The Bank was in privity with the Building Company during the option period; the Bank cannot permit the Building Company to lose litigation relating to the property while taking no action to avoid this result, and then relitigate the issues. When a privy loses a litigation on the merits, the issues involved have been definitively determined. See Amalgamated Sugar Co. v. NL Industries, Inc., 825 F.2d 634, 640 (2d Cir.), cert. denied 484 U.S. 992, 108 S. Ct. 511, 98 L. Ed. 2d 511 (1987). A voluntary dismissal with prejudice is an adjudication on the merits. Nemaizer v. Baker, 793 F.2d 58, 60-61 (2d Cir. 1986).
Dana and the Bank might be faulted in varying degrees for sitting on their rights: Dana might have defended against the Bank's suit as multiplicitous at the outset and moved to consolidate the cases; the Bank might have claimed it was an indispensable party in the Building Company's action. Fatal laches, if chargeable to either party, are chargeable to both, although Dana's delay in asserting its currently asserted res judicata defense has been relatively brief (since 1992).
Res judicata, however, is "a rule of fundamental and substantial justice, of public policy" as well as one "of private peace, which should be cordially regarded and enforced ..." Federated Dept. Stores v. Moitie, 452 U.S. 394, 401, 101 S. Ct. 2424, 2429, 69 L. Ed. 2d 103 (1981) (internal quotation marks and citation omitted). Where principles important for the protection of the court system as well as the parties are involved, such interests may be recognized and their waiver by a party disregarded. The importance to the judiciary, and to the public which uses its services, of avoiding waste of resources in duplicative litigation tips the scales against the party seeking multiple adjudications and is consequently decisive. See Salahuddin v. Jones, 993 F.2d 306 (2d Cir.1993); Fed. R.Civ.P. 1; Judicial Improvements Act of 1990, Pub.Law 101-650, 104 Stat. 5089, enacting 28 U.S.C. § 473.
The Bank's first bite at the apple (its option to object to or to participate in disposition of the Building Company's fee-owner suit against Dana) is bite enough.
 A prior motion to dismiss filed by Dana February 24, 1993 is denied as moot.
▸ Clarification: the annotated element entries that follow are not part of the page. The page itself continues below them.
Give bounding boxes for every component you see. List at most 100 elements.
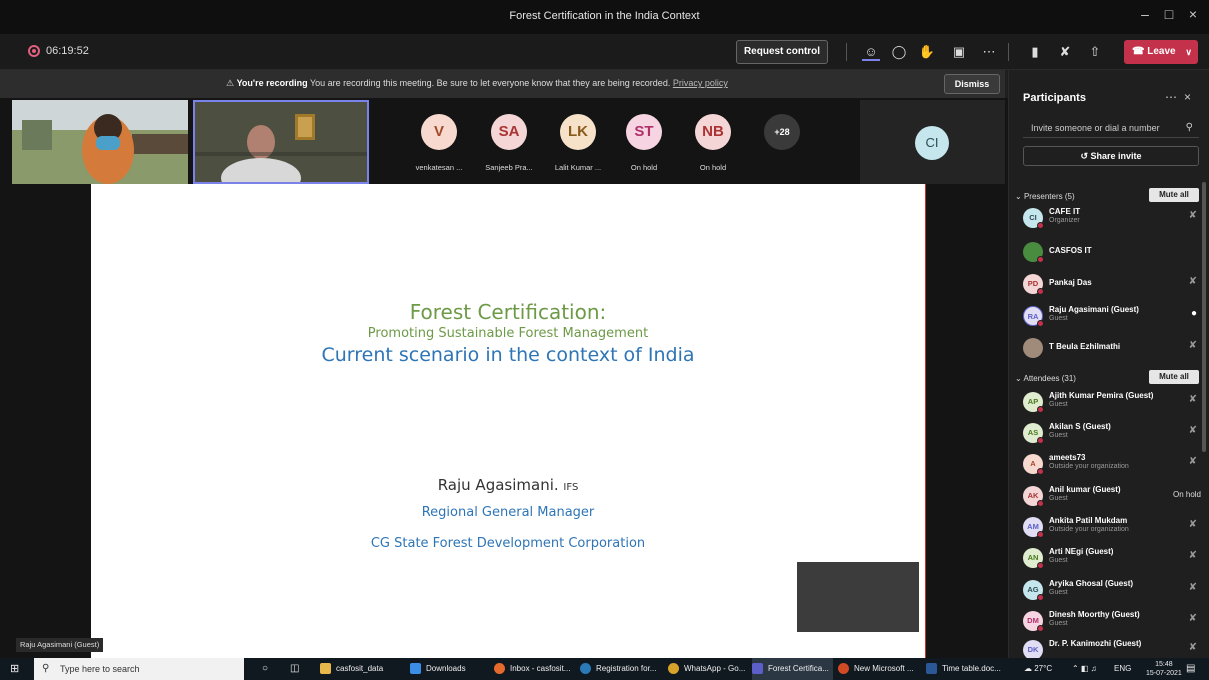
video-tile-presenter[interactable] xyxy=(193,100,369,184)
privacy-policy-link[interactable]: Privacy policy xyxy=(673,78,728,88)
close-icon[interactable]: × xyxy=(1184,90,1191,104)
meeting-toolbar: 06:19:52 Request control ☺ ◯ ✋ ▣ ⋯ ▮ ✘ ⇧… xyxy=(0,34,1209,70)
mic-off-icon: ✘ xyxy=(1188,425,1197,436)
avatar-label: venkatesan ... xyxy=(415,163,463,172)
taskbar-item-word[interactable]: Time table.doc... xyxy=(926,658,1001,680)
avatar[interactable]: V xyxy=(421,114,457,150)
taskbar-item-casfosit-data[interactable]: casfosit_data xyxy=(320,658,383,680)
slide-subtitle: Promoting Sustainable Forest Management xyxy=(367,326,649,341)
participants-icon[interactable]: ☺ xyxy=(862,43,880,61)
minimize-icon[interactable]: – xyxy=(1134,6,1156,22)
avatar-label: Sanjeeb Pra... xyxy=(485,163,533,172)
taskbar-item-inbox[interactable]: Inbox - casfosit... xyxy=(494,658,570,680)
mic-off-icon: ✘ xyxy=(1188,582,1197,593)
system-tray-icons[interactable]: ⌃ ◧ ♫ xyxy=(1072,658,1097,680)
avatar[interactable]: CI xyxy=(915,126,949,160)
reactions-icon[interactable]: ✋ xyxy=(918,43,936,61)
mic-off-icon: ✘ xyxy=(1188,394,1197,405)
overflow-participants[interactable]: +28 xyxy=(764,114,800,150)
participants-panel: Participants ⋯ × Invite someone or dial … xyxy=(1008,70,1209,658)
search-icon: ⚲ xyxy=(1185,122,1193,133)
meeting-timer: 06:19:52 xyxy=(46,45,89,57)
list-item[interactable]: AG Aryika Ghosal (Guest) Guest ✘ xyxy=(1023,576,1203,606)
list-item[interactable]: DK Dr. P. Kanimozhi (Guest) ✘ xyxy=(1023,636,1203,658)
window-title: Forest Certification in the India Contex… xyxy=(509,10,700,22)
taskbar-item-registration[interactable]: Registration for... xyxy=(580,658,656,680)
video-tile-participant[interactable] xyxy=(12,100,188,184)
panel-title: Participants xyxy=(1023,92,1086,104)
search-icon: ⚲ xyxy=(42,663,50,674)
language-indicator[interactable]: ENG xyxy=(1114,658,1131,680)
close-icon[interactable]: × xyxy=(1182,6,1204,22)
mic-on-icon: ● xyxy=(1190,308,1197,319)
dismiss-button[interactable]: Dismiss xyxy=(944,74,1000,94)
more-options-icon[interactable]: ⋯ xyxy=(1165,90,1177,104)
mic-off-icon[interactable]: ✘ xyxy=(1056,43,1074,61)
chat-icon[interactable]: ◯ xyxy=(890,43,908,61)
recording-banner-title: You're recording xyxy=(236,78,308,88)
avatar[interactable]: LK xyxy=(560,114,596,150)
taskbar-item-teams[interactable]: Forest Certifica... xyxy=(752,658,833,680)
taskbar-search-input[interactable]: ⚲ Type here to search xyxy=(34,658,244,680)
mic-off-icon: ✘ xyxy=(1188,642,1197,653)
speaker-name-tag: Raju Agasimani (Guest) xyxy=(16,638,104,652)
list-item[interactable]: RA Raju Agasimani (Guest) Guest ● xyxy=(1023,302,1203,332)
slide-organization: CG State Forest Development Corporation xyxy=(370,536,646,551)
list-item[interactable]: DM Dinesh Moorthy (Guest) Guest ✘ xyxy=(1023,607,1203,637)
windows-taskbar: ⊞ ⚲ Type here to search ○ ◫ casfosit_data… xyxy=(0,658,1209,680)
slide-role: Regional General Manager xyxy=(421,505,595,520)
rooms-icon[interactable]: ▣ xyxy=(950,43,968,61)
self-view-tile[interactable] xyxy=(797,562,919,632)
list-item[interactable]: T Beula Ezhilmathi ✘ xyxy=(1023,334,1203,364)
mic-off-icon: ✘ xyxy=(1188,456,1197,467)
avatar[interactable]: NB xyxy=(695,114,731,150)
maximize-icon[interactable]: □ xyxy=(1158,6,1180,22)
on-hold-status: On hold xyxy=(1172,490,1201,499)
slide-presenter: Raju Agasimani. IFS xyxy=(437,476,579,494)
mute-all-attendees-button[interactable]: Mute all xyxy=(1149,370,1199,384)
warning-icon: ⚠ xyxy=(226,78,235,88)
mute-all-presenters-button[interactable]: Mute all xyxy=(1149,188,1199,202)
avatar[interactable]: ST xyxy=(626,114,662,150)
request-control-button[interactable]: Request control xyxy=(736,40,828,64)
list-item[interactable]: PD Pankaj Das ✘ xyxy=(1023,270,1203,300)
camera-off-icon[interactable]: ▮ xyxy=(1026,43,1044,61)
avatar-label: Lalit Kumar ... xyxy=(554,163,602,172)
notifications-icon[interactable]: ▤ xyxy=(1186,658,1195,680)
recording-icon xyxy=(28,45,40,57)
mic-off-icon: ✘ xyxy=(1188,340,1197,351)
weather-widget[interactable]: ☁ 27°C xyxy=(1024,658,1052,680)
list-item[interactable]: CI CAFE IT Organizer ✘ xyxy=(1023,204,1203,234)
more-options-icon[interactable]: ⋯ xyxy=(980,43,998,61)
mic-off-icon: ✘ xyxy=(1188,210,1197,221)
mic-off-icon: ✘ xyxy=(1188,613,1197,624)
attendees-section-header[interactable]: ⌄ Attendees (31) xyxy=(1015,374,1076,383)
avatar-label: On hold xyxy=(699,163,727,172)
recording-banner: ⚠ You're recording You are recording thi… xyxy=(0,70,1005,98)
mic-off-icon: ✘ xyxy=(1188,550,1197,561)
list-item[interactable]: AS Akilan S (Guest) Guest ✘ xyxy=(1023,419,1203,449)
avatar-label: On hold xyxy=(630,163,658,172)
avatar xyxy=(1023,338,1043,358)
taskbar-item-powerpoint[interactable]: New Microsoft ... xyxy=(838,658,914,680)
list-item[interactable]: AK Anil kumar (Guest) Guest On hold xyxy=(1023,482,1203,512)
avatar[interactable]: SA xyxy=(491,114,527,150)
list-item[interactable]: CASFOS IT xyxy=(1023,238,1203,268)
share-screen-icon[interactable]: ⇧ xyxy=(1086,43,1104,61)
invite-input[interactable]: Invite someone or dial a number ⚲ xyxy=(1023,118,1199,138)
list-item[interactable]: AP Ajith Kumar Pemira (Guest) Guest ✘ xyxy=(1023,388,1203,418)
windows-start-icon[interactable]: ⊞ xyxy=(10,658,19,680)
list-item[interactable]: AM Ankita Patil Mukdam Outside your organ… xyxy=(1023,513,1203,543)
share-invite-button[interactable]: ↺ Share invite xyxy=(1023,146,1199,166)
presenters-section-header[interactable]: ⌄ Presenters (5) xyxy=(1015,192,1075,201)
taskbar-item-whatsapp[interactable]: WhatsApp - Go... xyxy=(668,658,745,680)
cortana-icon[interactable]: ○ xyxy=(262,658,268,680)
taskbar-item-downloads[interactable]: Downloads xyxy=(410,658,466,680)
leave-button[interactable]: ☎ Leave ∨ xyxy=(1124,40,1198,64)
list-item[interactable]: A ameets73 Outside your organization ✘ xyxy=(1023,450,1203,480)
panel-scrollbar[interactable] xyxy=(1202,182,1206,452)
task-view-icon[interactable]: ◫ xyxy=(290,658,299,680)
taskbar-clock[interactable]: 15:48 15-07-2021 xyxy=(1146,660,1182,678)
share-icon: ↺ xyxy=(1080,151,1088,161)
list-item[interactable]: AN Arti NEgi (Guest) Guest ✘ xyxy=(1023,544,1203,574)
 The possibility of previously hidden claims not yet time-barred being brought by holders of subordinate interests in property against suppliers of goods or services would injure the predictability of business relationships, with increased costs and risks to all concerned.
 See SCAC Transport v. Steamship Danaos, 578 F. Supp. 327 (S.D.N.Y.1984), rev'd on other grounds, 845 F.2d 1157 (2d Cir.1988); Omar International v. ALAF, 817 F. Supp. 394, 399 (S.D.N.Y.1993); Note, 79 Colum.L.Rev. 1551 (1979); Note, 19 J.Maritime L. & Com. 605 (1988).
 See Northwestern National Ins. Co. v. Donovan, 916 F.2d 372, 374, 377 (7th Cir.1990); Lone Star Industries v. Nelstad Material Corp., 811 F. Supp. 147 (S.D.N.Y.1993).
 It is unnecessary here to determine whether or not the price paid by the Bank included or should be deemed to have included an actual or imputed reduction of the purchase price reflecting the presence of the asbestos and its failure to obtain assignment of the Building Company's claim against Dana. See generally Barnes Landfill, Inc. v. Town of Highland, 802 F. Supp. 1087, 1089 n. 3 (S.D.N.Y.1992); see also Trevaskis, "Measure of Damages for Regulatory Takings," 3 Probate & Property No. 2 at 127 (ABA Mar./Apr. 1989).
 See Jacobson v. Cohen, 146 F.R.D. 95 (1993).
 "Laws exist not for the scientific satisfaction of the legal mind, but for the convenience of the lay people who sue and are sued." F. Pollock to O.W. Holmes, Jr., in 1 Holmes-Pollock Letters 8 (Howe ed. 1961).